BLOCK: We've been hearing questions from patients and now here is a question from a doctor-to-be.
Mr. JOSH ROARKE: My name is Josh Roarke(ph) and I am from Alexandria, Virginia. Im a medical student who feels a little left out of this whole debate. I've heard from some doctors that reimbursements may decline. For those of us who have the choice of going into primary care or specializing, what will the economic incentives be?
Im going to be taking on over $150,000 in debt in order to treat patients. What I really want to know is where Im going to stand economically due to this health care bill once I begin practicing.
BLOCK: Julie, what would you tell the future Dr. Roarke about that?
ROVNER: Well, we haven't talked about this a lot but it has been a large concern for the lawmakers writing this bill, a lack of primary care doctors to take care of all these newly-insured people. So in fact there are incentives in this new law to enlarge the pool of primary care doctors. One big one - and this was added very late - Medicaid, the program for the poor, they're going to increase payments for Medicaid doctors, primary care doctors up to what Medicare pays. That will be a big increase.
There is increased loan forgiveness for up to $50,000 a year for primary care doctors who join the National Health Service Corps. They go off and practice in underserved areas. Thats a big boost. There's going to be more primary care residency slots. So there will be other inducements for more primary care doctors.
There's also, as I mentioned earlier, changes in the way doctors are paid, health care is organized. Those will be other kinds of longer term changes in really the medical care system, all of which are intended to encourage doctors to become primary care doctors. Those will take a little bit longer to be phased in. But yes, there's all kinds of encouragement to expand that pool of primary care doctors.
On the other hand, there's not that much to be done about the fact that medical school is very expensive and specialists are still on balance to be paid more than primary care doctors.
BLOCK: We heard also from Lisa Kantrowitz(ph) of Malvern, Pennsylvania, with a question about how all this is going to be paid for. She asks, when will the Cadillac plan taxes come into play, and who will it affect?
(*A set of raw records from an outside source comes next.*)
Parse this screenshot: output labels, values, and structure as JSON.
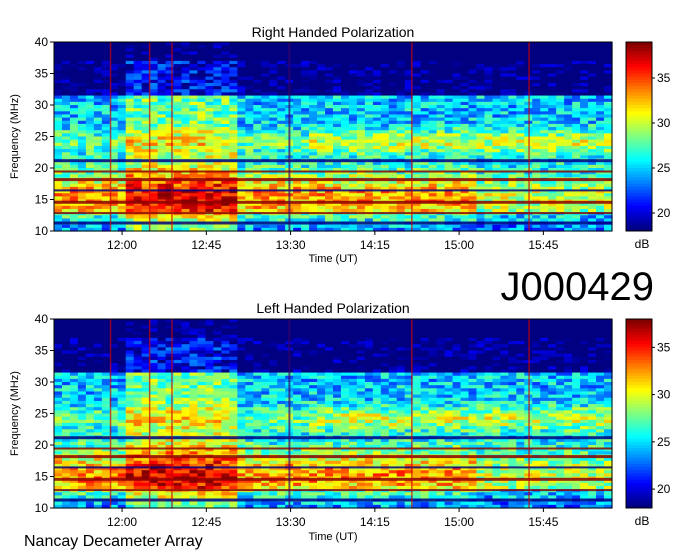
{
  "page": {
    "observation_id": "J000429",
    "instrument": "Nancay Decameter Array"
  },
  "chart_data": [
    {
      "type": "heatmap",
      "title": "Right Handed Polarization",
      "xlabel": "Time (UT)",
      "ylabel": "Frequency (MHz)",
      "colorbar_label": "dB",
      "x_ticks": [
        "12:00",
        "12:45",
        "13:30",
        "14:15",
        "15:00",
        "15:45"
      ],
      "y_ticks": [
        10,
        15,
        20,
        25,
        30,
        35,
        40
      ],
      "ylim": [
        10,
        40
      ],
      "colorbar_ticks": [
        20,
        25,
        30,
        35
      ],
      "colorbar_range": [
        18,
        39
      ]
    },
    {
      "type": "heatmap",
      "title": "Left Handed Polarization",
      "xlabel": "Time (UT)",
      "ylabel": "Frequency (MHz)",
      "colorbar_label": "dB",
      "x_ticks": [
        "12:00",
        "12:45",
        "13:30",
        "14:15",
        "15:00",
        "15:45"
      ],
      "y_ticks": [
        10,
        15,
        20,
        25,
        30,
        35,
        40
      ],
      "ylim": [
        10,
        40
      ],
      "colorbar_ticks": [
        20,
        25,
        30,
        35
      ],
      "colorbar_range": [
        18,
        38
      ]
    }
  ]
}
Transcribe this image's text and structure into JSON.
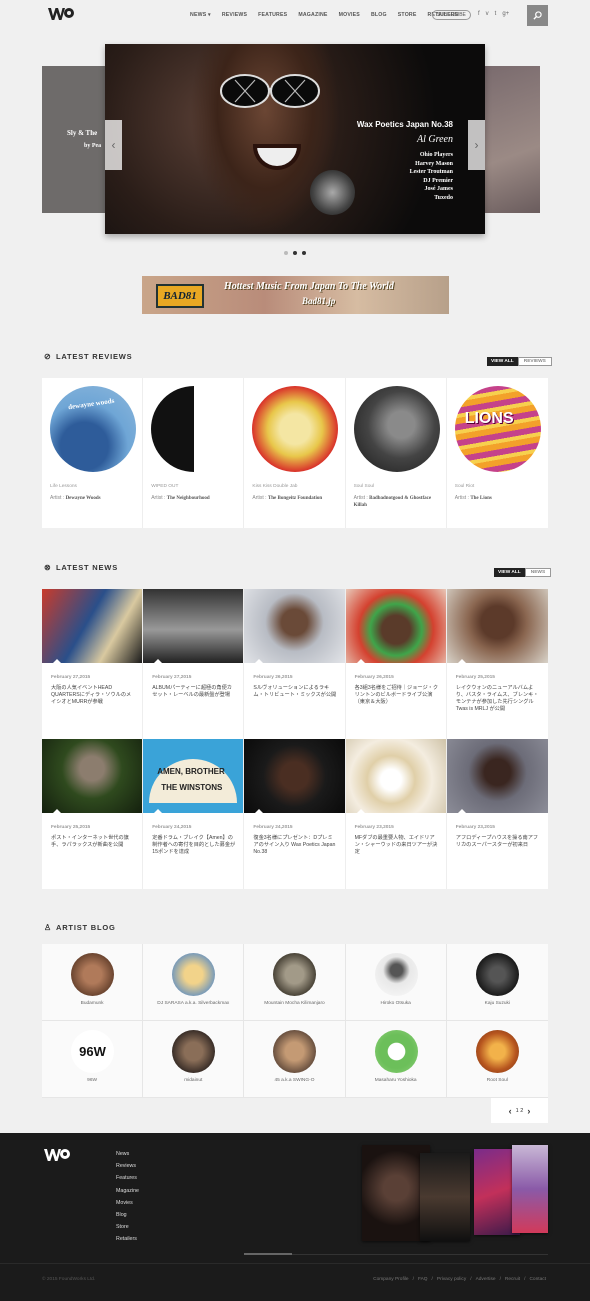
{
  "header": {
    "nav": [
      "NEWS ▾",
      "REVIEWS",
      "FEATURES",
      "MAGAZINE",
      "MOVIES",
      "BLOG",
      "STORE",
      "RETAILERS"
    ],
    "subscribe": "SUBSCRIBE",
    "social": [
      "f",
      "v",
      "t",
      "g+"
    ],
    "search_icon": "search-icon"
  },
  "slider": {
    "left_title": "Sly & The",
    "left_sub": "by Pea",
    "issue": "Wax Poetics Japan No.38",
    "cover_star": "Al Green",
    "subjects": [
      "Ohio Players",
      "Harvey Mason",
      "Lester Troutman",
      "DJ Premier",
      "José James",
      "Tuxedo"
    ],
    "prev": "‹",
    "next": "›"
  },
  "banner": {
    "badge": "BAD81",
    "tagline": "Hottest Music From Japan To The World",
    "url": "Bad81.jp"
  },
  "reviews": {
    "title": "LATEST REVIEWS",
    "view_all": "VIEW ALL",
    "tag": "REVIEWS",
    "items": [
      {
        "genre": "Life Lessons",
        "artist_label": "Artist : ",
        "artist": "Dewayne Woods"
      },
      {
        "genre": "WIPED OUT",
        "artist_label": "Artist : ",
        "artist": "The Neighbourhood"
      },
      {
        "genre": "Kiss Kiss Double Jab",
        "artist_label": "Artist : ",
        "artist": "The Bongeitz Foundation"
      },
      {
        "genre": "Soul Soul",
        "artist_label": "Artist : ",
        "artist": "Badbadnotgood & Ghostface Killah"
      },
      {
        "genre": "Soul Riot",
        "artist_label": "Artist : ",
        "artist": "The Lions"
      }
    ]
  },
  "news": {
    "title": "LATEST NEWS",
    "view_all": "VIEW ALL",
    "tag": "NEWS",
    "row1": [
      {
        "date": "February 27,2015",
        "text": "大阪の人気イベントHEAD QUARTERSにディラ・ソウルのメイシオとMURRが参戦"
      },
      {
        "date": "February 27,2015",
        "text": "ALBUMパーティーに超極の角便カセット・レーベルの最新盤が登場"
      },
      {
        "date": "February 26,2015",
        "text": "Sルヴォリューションによるラキム・トリビュート・ミックスが公開"
      },
      {
        "date": "February 26,2015",
        "text": "各3組3名様をご招待｜ジョージ・クリントンのビルボードライブ公演（東京＆大阪）"
      },
      {
        "date": "February 25,2015",
        "text": "レイクウォンのニューアルバムより、バスタ・ライムス、ブレンキ・モンテナが参加した先行シングル Twas is MRLJ が公開"
      }
    ],
    "row2": [
      {
        "date": "February 25,2015",
        "text": "ポスト・インターネット世代の旗手、ラパラックスが新曲を公開"
      },
      {
        "date": "February 24,2015",
        "text": "定番ドラム・ブレイク【Amen】の制作者への寄付を目的とした募金が15ポンドを達成"
      },
      {
        "date": "February 24,2015",
        "text": "復金3名様にプレゼント：Dプレミアのサイン入り Wax Poetics Japan No.38"
      },
      {
        "date": "February 23,2015",
        "text": "MFダブの最重要人物、エイドリアン・シャーウッドの来日ツアーが決定"
      },
      {
        "date": "February 23,2015",
        "text": "アフロディープハウスを操る南アフリカのスーパースターが初来日"
      }
    ]
  },
  "blog": {
    "title": "ARTIST BLOG",
    "items": [
      "Budamunk",
      "DJ SARASA a.k.a. Silverbackmax",
      "Mountain Mocha Kilimanjaro",
      "Hiroko Otsuka",
      "Kaju Suzuki",
      "96W",
      "midainut",
      "45 a.k.a SWING-O",
      "Masaharu Yoshioka",
      "Root Soul"
    ],
    "pager": {
      "prev": "‹",
      "pages": "1  2",
      "next": "›"
    }
  },
  "footer": {
    "links": [
      "News",
      "Reviews",
      "Features",
      "Magazine",
      "Movies",
      "Blog",
      "Store",
      "Retailers"
    ],
    "copyright": "© 2015 FoundWorks Ltd.",
    "bottom_links": [
      "Company Profile",
      "/",
      "FAQ",
      "/",
      "Privacy policy",
      "/",
      "Advertise",
      "/",
      "Recruit",
      "/",
      "Contact"
    ]
  }
}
She also asks, how do you know if you have a plan considered to be Cadillac?
ROVNER: Well, this was something that was changed in the bill thats being finished just now, the budget reconciliation bill. This doesnt take effect until the year 2018. Your plan has to be worth more than $10,200 for a single person and $27,500 for family coverage, thats both what you and your employer pay if its employer provided insurance.
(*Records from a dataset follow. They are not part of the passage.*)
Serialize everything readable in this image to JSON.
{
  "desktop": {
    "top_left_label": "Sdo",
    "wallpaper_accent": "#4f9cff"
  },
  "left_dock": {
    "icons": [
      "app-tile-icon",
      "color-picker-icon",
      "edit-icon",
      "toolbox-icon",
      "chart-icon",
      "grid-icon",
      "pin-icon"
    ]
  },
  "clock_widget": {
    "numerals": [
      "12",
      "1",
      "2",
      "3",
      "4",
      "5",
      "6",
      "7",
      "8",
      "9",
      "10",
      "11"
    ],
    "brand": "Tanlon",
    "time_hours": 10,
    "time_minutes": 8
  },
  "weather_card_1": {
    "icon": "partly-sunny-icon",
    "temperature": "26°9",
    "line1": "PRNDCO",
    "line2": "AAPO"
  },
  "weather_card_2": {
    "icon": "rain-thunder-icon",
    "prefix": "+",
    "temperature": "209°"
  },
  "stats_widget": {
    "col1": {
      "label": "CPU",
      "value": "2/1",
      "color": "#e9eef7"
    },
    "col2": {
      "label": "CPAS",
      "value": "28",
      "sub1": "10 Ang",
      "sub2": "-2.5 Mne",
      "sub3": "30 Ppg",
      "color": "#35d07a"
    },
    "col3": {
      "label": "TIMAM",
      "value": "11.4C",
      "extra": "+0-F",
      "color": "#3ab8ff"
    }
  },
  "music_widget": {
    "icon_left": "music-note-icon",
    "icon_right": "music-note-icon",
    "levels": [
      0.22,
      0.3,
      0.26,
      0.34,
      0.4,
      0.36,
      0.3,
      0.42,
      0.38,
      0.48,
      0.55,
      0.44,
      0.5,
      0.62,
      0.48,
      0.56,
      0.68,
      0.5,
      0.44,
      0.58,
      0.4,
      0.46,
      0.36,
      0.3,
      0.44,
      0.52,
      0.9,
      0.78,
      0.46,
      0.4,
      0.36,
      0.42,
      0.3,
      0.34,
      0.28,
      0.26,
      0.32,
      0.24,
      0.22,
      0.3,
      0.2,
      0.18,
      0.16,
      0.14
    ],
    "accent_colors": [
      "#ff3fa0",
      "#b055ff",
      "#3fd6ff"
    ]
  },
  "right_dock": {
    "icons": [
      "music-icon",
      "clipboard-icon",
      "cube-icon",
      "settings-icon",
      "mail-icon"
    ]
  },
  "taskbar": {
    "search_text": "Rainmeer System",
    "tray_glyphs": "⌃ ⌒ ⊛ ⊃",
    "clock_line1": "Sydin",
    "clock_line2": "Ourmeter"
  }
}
And those plans can be worth even more if you're a retiree or you're in a high-risk profession, like a police officer or a firefighter. And dental and vision coverage don't count toward those totals, by the way. So these are very, very high-end plans.
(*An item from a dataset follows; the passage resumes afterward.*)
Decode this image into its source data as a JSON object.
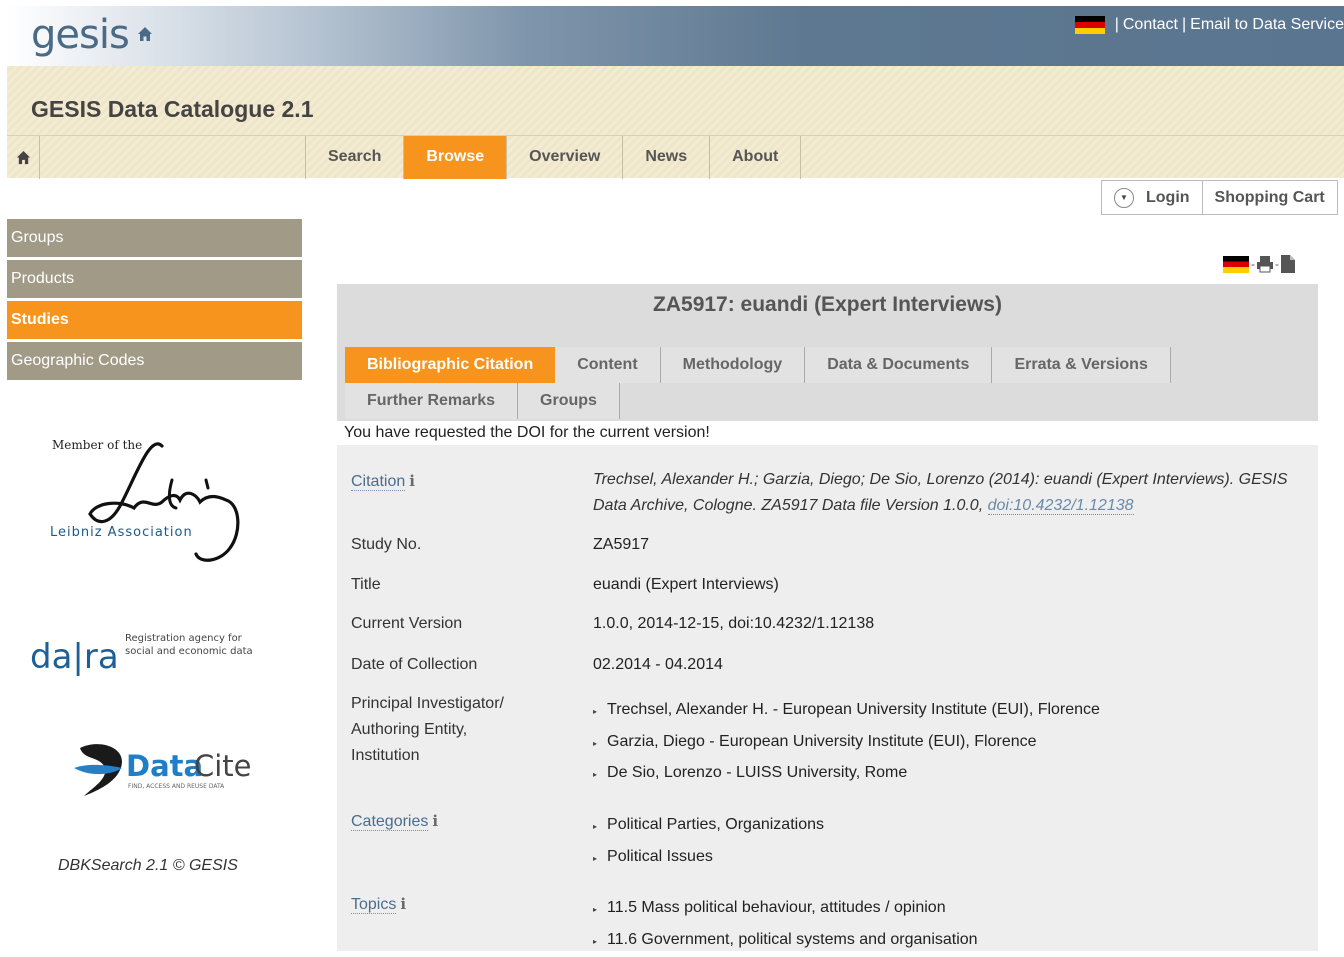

BLOCK: Julie, we've been wondering, and we certainly heard from listeners too about this, about how the health care law is going to be enforced. Who figures out if insurance companies are doing what they're supposed to be doing? What do you know about that?
ROVNER: Well, the main enforcement, and those who will write the rules will come from the Department of Health and Human Services. They will be assisted by those at the Department of Labor. But people are correct when they say that the Internal Revenue Service will play a role in this, because you will have to declare on your income taxes whether or not you have health insurance thats this individual mandate. And if you don't have health insurance, that's how you'll pay the penalty that will be required, with your taxes.
BLOCK: And who figures out, yes, insurance companies are not cherry-picking, they're not dropping people with preexisting conditions?
ROVNER: That will be the Department of Health and Human Services.
BLOCK: Julie, thanks very much.
ROVNER: You're very welcome.
BLOCK: NPR health policy correspondent Julie Rovner.